A motion for summary judgment is a type of dispositive motion. Rule 56 of Federal Rules of Civil Procedure explains that summary judgment procedure is a method for promptly disposing of actions in which there is no genuine issue as to any material fact. Summary judgment motions must be filed in accordance with specific rules relating to the content and quality of the information presented to the judge.
In most jurisdictions a two-part standard must be satisfied for summary judgment to be granted such as:
- Any genuine issue of material fact cannot be in dispute between the parties, and
- the moving party must be entitled to judgment.

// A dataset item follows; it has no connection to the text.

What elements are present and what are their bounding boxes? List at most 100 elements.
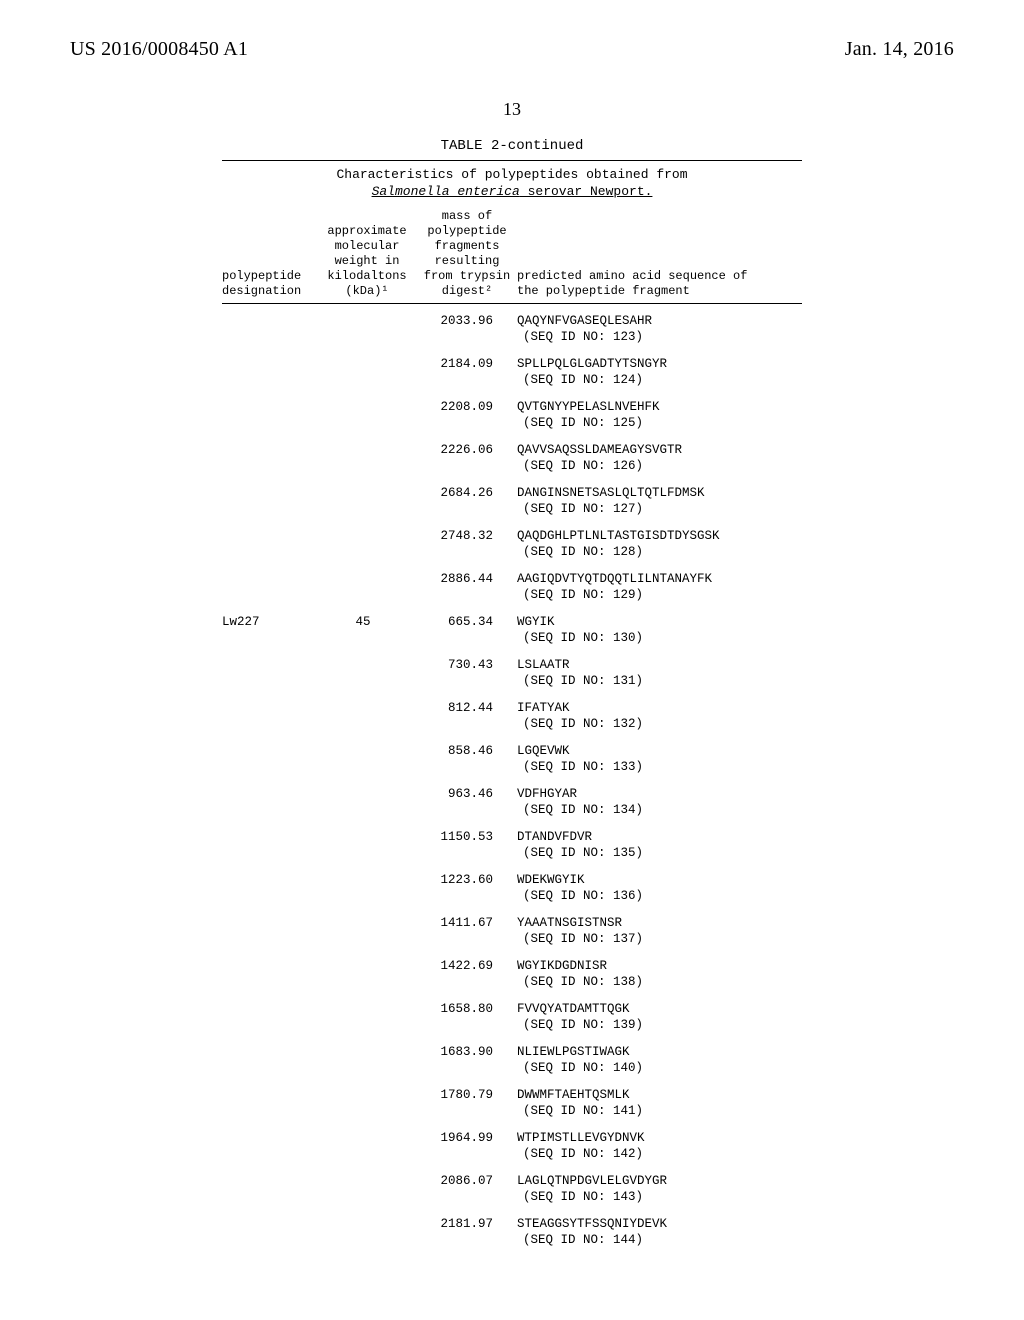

Most motions for summary judgment will require:
- page limits on submissions by counsel;
- an instruction to state disputed issues of fact;
- an instruction to state whether there is a governing case;
- an instruction that all summary judgment motions be accompanied by electronic versions including full pinpoint citations and complete deposition and affidavit excerpts;
- an instruction that all exhibits submitted conform to specific physical characteristics;
- an instruction that citations to deposition or affidavit testimony must include the appropriate page or paragraph numbers and that references to other documents or materials must include pinpoint citations.
Generally, a judge issues a tentative ruling on the submitted pleadings. The counsel will be offered an opportunity to respond in a later oral argument. Prior to a decision, the judge may grant requests for argument in a preargument order specifying points for discussion.